In May 2021, Willamette Weeks Andrea Damewood said Portland Cà Phê "highlights the versatility of Vietnamese coffee beans, offering well-balanced drinks" and said the Vietnamese iced coffee is "just the right amount of sweet and strong". She called the fried onion tofu bánh mì "a standout" and wrote:
Portland Cà Phê opened less than a month ago, but its signature drinks have already managed to become iconic—or at least ubiquitous Instagram fodder. If you follow the Portland food scene, you've surely seen what's already become a signature snap of the Southeast Holgate coffee shop on your socials: a perfect purple ube latte held aloft in front of a wall-sized map of Vietnam. It's a photo-friendly drink, sure. But it's also as delicious as it looks.
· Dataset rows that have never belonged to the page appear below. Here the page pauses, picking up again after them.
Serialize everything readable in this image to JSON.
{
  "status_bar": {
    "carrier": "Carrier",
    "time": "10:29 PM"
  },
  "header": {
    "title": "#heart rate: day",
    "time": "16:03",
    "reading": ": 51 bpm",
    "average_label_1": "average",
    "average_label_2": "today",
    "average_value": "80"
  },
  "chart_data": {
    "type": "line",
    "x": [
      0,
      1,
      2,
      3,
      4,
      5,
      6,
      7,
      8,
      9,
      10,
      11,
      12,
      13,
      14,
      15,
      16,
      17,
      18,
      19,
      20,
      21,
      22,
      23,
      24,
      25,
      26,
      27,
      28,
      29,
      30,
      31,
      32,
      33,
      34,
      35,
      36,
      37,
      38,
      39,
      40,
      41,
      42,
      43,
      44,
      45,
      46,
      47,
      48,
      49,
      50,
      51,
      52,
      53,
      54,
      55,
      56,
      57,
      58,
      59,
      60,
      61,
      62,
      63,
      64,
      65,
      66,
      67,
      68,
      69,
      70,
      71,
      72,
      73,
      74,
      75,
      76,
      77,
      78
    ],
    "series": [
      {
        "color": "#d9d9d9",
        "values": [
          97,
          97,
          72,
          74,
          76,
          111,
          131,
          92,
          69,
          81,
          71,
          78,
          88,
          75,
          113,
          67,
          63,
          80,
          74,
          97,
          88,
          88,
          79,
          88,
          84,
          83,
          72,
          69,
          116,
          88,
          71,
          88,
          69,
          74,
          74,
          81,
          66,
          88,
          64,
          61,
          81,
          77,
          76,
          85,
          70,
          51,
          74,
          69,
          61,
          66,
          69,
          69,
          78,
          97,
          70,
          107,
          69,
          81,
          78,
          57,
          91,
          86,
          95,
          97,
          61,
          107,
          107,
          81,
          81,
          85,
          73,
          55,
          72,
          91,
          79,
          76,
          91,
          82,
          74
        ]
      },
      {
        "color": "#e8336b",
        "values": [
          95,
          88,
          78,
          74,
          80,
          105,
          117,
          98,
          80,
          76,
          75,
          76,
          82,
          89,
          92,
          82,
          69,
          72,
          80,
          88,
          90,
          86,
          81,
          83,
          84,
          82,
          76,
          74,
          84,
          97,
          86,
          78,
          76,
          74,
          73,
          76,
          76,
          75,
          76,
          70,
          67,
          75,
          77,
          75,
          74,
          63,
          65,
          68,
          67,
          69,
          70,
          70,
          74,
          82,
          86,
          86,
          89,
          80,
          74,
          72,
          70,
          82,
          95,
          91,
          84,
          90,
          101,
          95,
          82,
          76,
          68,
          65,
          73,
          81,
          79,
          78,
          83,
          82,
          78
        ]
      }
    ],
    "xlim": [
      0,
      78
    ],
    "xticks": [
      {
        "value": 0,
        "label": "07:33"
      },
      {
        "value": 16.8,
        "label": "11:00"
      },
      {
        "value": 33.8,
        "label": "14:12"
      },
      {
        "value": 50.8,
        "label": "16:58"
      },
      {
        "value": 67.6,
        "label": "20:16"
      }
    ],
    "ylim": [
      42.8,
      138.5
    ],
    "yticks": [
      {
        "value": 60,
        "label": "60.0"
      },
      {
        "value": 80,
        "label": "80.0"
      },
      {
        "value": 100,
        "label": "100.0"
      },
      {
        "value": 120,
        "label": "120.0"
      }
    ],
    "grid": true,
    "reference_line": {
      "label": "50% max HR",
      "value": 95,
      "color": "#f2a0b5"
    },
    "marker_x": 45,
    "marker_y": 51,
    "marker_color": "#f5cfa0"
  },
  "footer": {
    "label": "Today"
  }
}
Nick Woo and Krista Garcia included Portland Cà Phê in Eater Portland's 2021 list of the city's "mind-blowing" Vietnamese restaurants and food carts. Katrina Yentch included the business in the website's 2022 list of eighteen "knockout spots for affordable dining" the city. Nathan Williams included Portland Cà Phê in a 2023 overview of recommended eateries in the Creston-Kenilworth neighborhood. The business was also included in the website's 2025 list of Portland's best affordable restaurants.